Topics

  • Article

#WHOOPEd Weekly Digest, Vol. 23

By Allison Isham

#WHOOPEd Weekly Digest, Vol. 23

Common myths associated with ACL injuries, pillars of ideal nutrition for athletes, and the importance of deep sleep for visual learning.

Tuesday, October 10

Concussion Prevention: A neck collar applies pressure to jugular vein to increase blood volume in skull

http://www.espn.com/blog/carolina-panthers/post/_/id/27367/how-a-200-device-is-providing-hope-in-reducing-brain-injury

  • Dr. David Smith’s inspiration for the Q collar, a device developed to safeguard the structure of the brain and protect it against mild traumatic brain injury, was a woodpecker.
  • Smith explains that the woodpecker creates internal devices to change and modulate the pressure and volume inside the cranial space to prevent concussive symptoms.
  • The collar is worn around the neck and applies pressure to the jugular vein to increase blood volume in the skull, creating an air bag effect.
  • The device is still seeking clearance from the FDA to be sold in the U.S.

Wednesday, October 11

7 Common Myths Regarding ACL Injuries & Rehabilitation

https://www.linkedin.com/pulse/7-common-myths-regarding-acl-injuries-rehabilitation-dan

  • Several studies show that patients felt knee outcomes, post ACL reconstruction, were improved when obtaining symmetrical knee extension.
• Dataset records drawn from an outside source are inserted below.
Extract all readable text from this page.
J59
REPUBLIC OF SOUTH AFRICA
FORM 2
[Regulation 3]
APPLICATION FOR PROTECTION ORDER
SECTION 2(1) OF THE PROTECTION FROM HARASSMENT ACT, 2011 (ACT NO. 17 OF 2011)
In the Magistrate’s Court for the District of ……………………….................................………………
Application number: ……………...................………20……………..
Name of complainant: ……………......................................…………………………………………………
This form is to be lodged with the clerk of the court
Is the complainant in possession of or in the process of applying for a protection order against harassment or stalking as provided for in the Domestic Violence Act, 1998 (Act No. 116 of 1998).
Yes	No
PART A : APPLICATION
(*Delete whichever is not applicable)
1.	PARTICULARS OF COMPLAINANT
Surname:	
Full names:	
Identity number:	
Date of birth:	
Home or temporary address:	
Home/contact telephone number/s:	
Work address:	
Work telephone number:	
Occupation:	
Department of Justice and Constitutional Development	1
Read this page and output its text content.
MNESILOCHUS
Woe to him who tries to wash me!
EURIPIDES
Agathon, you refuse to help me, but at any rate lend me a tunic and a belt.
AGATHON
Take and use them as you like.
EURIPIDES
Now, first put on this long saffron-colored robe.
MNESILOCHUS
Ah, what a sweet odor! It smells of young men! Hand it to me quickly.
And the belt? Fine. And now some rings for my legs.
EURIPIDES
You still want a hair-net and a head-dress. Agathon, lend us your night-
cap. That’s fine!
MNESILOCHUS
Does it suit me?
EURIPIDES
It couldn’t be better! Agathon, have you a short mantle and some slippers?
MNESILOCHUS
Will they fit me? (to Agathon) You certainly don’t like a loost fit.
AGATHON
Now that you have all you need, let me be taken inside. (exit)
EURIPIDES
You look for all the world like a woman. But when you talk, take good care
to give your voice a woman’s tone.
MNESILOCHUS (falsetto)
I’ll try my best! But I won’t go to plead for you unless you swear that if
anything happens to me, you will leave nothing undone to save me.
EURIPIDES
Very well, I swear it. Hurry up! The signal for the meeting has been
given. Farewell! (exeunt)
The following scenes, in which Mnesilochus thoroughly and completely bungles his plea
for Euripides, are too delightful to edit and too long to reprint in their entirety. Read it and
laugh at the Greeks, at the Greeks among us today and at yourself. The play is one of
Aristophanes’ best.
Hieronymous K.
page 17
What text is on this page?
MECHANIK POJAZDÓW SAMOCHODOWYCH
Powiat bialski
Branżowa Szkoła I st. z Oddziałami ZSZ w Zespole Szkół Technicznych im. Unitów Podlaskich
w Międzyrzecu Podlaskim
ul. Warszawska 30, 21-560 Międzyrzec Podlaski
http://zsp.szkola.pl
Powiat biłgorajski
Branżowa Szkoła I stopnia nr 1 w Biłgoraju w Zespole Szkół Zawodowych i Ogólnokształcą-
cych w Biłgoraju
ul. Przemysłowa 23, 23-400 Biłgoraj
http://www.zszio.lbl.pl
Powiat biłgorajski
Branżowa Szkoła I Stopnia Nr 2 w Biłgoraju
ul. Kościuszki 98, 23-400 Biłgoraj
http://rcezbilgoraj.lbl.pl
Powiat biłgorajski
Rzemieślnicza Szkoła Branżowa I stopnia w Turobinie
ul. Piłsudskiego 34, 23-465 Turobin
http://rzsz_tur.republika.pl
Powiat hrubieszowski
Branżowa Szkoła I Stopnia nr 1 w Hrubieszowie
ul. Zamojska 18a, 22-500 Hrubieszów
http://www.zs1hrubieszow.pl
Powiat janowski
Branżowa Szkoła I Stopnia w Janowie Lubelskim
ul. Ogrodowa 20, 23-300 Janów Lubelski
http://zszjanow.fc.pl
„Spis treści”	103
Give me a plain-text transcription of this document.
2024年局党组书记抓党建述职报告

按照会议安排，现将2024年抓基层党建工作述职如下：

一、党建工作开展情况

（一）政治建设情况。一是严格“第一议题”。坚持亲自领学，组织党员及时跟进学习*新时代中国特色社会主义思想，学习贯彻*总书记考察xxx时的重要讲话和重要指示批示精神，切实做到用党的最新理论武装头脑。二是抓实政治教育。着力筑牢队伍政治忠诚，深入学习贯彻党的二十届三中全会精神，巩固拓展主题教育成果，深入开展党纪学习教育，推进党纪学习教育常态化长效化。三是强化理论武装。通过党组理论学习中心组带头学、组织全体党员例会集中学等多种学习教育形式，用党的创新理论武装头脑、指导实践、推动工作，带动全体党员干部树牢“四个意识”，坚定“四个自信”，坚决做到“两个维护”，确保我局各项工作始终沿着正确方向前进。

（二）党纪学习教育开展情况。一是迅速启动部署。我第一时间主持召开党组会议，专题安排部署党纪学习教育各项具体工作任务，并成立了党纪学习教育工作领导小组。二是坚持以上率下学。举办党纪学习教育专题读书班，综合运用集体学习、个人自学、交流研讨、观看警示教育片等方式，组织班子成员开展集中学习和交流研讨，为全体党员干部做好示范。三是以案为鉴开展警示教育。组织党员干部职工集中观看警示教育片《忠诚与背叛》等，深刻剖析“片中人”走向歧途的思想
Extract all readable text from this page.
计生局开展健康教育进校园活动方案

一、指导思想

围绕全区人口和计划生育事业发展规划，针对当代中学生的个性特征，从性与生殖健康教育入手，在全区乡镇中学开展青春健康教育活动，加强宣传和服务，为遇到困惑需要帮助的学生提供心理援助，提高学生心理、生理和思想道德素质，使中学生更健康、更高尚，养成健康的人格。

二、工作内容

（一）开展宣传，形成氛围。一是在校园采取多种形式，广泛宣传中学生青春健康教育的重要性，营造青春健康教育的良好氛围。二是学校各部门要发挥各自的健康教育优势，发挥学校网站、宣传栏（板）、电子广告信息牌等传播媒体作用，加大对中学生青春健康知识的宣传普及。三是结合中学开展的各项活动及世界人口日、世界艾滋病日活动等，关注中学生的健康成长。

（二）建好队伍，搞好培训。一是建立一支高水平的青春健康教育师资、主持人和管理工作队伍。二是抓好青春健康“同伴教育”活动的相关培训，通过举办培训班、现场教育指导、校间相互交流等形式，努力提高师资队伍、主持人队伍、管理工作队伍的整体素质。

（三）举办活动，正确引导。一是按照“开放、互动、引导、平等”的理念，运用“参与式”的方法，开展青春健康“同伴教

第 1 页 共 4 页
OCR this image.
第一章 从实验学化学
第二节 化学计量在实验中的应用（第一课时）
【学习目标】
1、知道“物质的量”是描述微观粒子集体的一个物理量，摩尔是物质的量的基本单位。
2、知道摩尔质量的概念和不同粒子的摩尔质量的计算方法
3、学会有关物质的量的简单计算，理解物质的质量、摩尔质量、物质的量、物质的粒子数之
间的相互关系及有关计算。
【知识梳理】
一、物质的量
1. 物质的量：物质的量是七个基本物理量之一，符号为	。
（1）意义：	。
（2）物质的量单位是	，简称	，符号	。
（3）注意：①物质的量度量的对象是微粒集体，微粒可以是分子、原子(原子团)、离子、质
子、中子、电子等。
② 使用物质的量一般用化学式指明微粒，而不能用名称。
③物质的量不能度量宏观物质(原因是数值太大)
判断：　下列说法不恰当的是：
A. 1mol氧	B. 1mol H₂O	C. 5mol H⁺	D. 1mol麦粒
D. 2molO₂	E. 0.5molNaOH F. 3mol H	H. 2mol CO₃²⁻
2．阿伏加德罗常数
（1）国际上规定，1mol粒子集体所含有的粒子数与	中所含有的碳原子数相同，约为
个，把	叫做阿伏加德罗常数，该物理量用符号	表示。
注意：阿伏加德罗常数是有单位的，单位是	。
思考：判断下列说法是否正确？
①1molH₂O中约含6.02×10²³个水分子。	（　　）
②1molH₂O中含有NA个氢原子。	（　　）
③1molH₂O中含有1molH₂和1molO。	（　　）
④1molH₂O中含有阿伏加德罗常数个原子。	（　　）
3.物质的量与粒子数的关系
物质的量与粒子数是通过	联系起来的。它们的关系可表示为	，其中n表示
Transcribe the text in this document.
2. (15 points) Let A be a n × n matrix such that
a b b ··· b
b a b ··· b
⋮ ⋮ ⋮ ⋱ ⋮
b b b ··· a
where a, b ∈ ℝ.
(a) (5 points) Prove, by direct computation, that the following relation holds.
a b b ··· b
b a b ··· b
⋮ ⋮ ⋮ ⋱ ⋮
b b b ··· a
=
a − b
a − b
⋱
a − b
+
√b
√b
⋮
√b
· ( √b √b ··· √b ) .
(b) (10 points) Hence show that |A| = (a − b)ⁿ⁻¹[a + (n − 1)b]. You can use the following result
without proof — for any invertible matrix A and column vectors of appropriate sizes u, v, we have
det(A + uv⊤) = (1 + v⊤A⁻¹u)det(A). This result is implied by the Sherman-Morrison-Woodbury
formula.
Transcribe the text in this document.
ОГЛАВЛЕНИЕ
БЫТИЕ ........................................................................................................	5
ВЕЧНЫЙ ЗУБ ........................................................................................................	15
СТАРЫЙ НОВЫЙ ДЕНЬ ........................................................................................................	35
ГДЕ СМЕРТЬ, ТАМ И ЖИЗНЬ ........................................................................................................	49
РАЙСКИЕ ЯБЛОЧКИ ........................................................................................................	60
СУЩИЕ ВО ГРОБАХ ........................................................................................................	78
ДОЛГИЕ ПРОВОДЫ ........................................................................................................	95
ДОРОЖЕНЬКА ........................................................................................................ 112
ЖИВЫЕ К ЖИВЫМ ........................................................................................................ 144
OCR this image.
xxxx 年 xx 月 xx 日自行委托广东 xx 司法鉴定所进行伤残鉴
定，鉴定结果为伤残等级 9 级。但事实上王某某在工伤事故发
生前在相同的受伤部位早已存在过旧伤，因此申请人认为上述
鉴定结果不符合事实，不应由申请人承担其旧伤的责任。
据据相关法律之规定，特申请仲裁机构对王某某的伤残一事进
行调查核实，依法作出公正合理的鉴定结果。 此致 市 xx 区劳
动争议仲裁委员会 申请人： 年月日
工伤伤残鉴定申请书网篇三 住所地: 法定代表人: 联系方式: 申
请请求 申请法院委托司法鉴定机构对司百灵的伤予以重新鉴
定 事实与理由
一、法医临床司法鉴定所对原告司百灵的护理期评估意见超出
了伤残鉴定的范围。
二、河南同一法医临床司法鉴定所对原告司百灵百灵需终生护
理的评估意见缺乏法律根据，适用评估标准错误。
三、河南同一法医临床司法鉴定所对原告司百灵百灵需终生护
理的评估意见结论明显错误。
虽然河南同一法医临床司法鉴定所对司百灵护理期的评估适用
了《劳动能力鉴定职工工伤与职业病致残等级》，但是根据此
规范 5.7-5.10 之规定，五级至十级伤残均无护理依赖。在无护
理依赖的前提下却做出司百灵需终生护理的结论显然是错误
This is preferred over achieving zero degrees of knee extension, everyone is unique in their body’s natural range of motion.
  • ACL prevention programs reduce the risk of sustaining a future ACL injury. We cannot prevent ACL injuries because situations cannot be fully controlled in sport; injuries are part of the game.
  • Females have a greater ACL injury risk however, the total number of injuries and ACL surgeries is greater in males including contact and non-contact injuries.
  • In order to maintain successful rehab and return to sport post ACL reconstruction, it is important to use ongoing and appropriate strength and conditioning programs post-rehab. It is critical to maintain symmetry of strength and range of motion bi-laterally.

Thursday, October 12

Deep Sleep Critical For Visual Learning

http://ns.umich.edu/new/releases/25133-deep-sleep-critical-for-visual-learning?

  • When we see something, our retinas transmit that image to the thalamus in the brain, which allows the brain to process the information. During deep sleep we remember that same visual.
  • In a study with mice, the mice were presented a visual experience, allowed to sleep and when shown the stimuli again neurons in the mice fired more. Sleep deprived mice did not have this same experience.
  • “During visual experience, immediate changes in the neurons occurred in the thalamus but nothing in the visual cortex. During subsequent sleep, those waves are apparently able to transfer information from the thalamus to the cortex and the information reflects what the animal has been looking at.” – Sara Aton U-M assistant professor of molecular, cellular and developmental biology.

Friday, October 13

The 10 Pillars of Nutrition for Athletic Performance

https://ylmsportscience.com/2016/03/26/basics-the-10-pillars-of-nutrition-for-athletic-performance-by-ylmsportscience/

  • Athletes participate in periodized programs, which means nutrition goals and requirements cannot be static. They need to evolve and change, taking into account the needs of daily training sessions.
  • Highly trained athletes are always walking the line between training hard enough to achieve a maximal stimulus and avoiding illness and injury risk associated with high training volume.
  • Athletes benefit from education of cost-to-benefit analysis of the use of supplements and sports foods.
  • Nutrition plans should be personalized to the individual athlete in order to account for the uniqueness of the event, practical challenges, food preferences and responses to various strategies.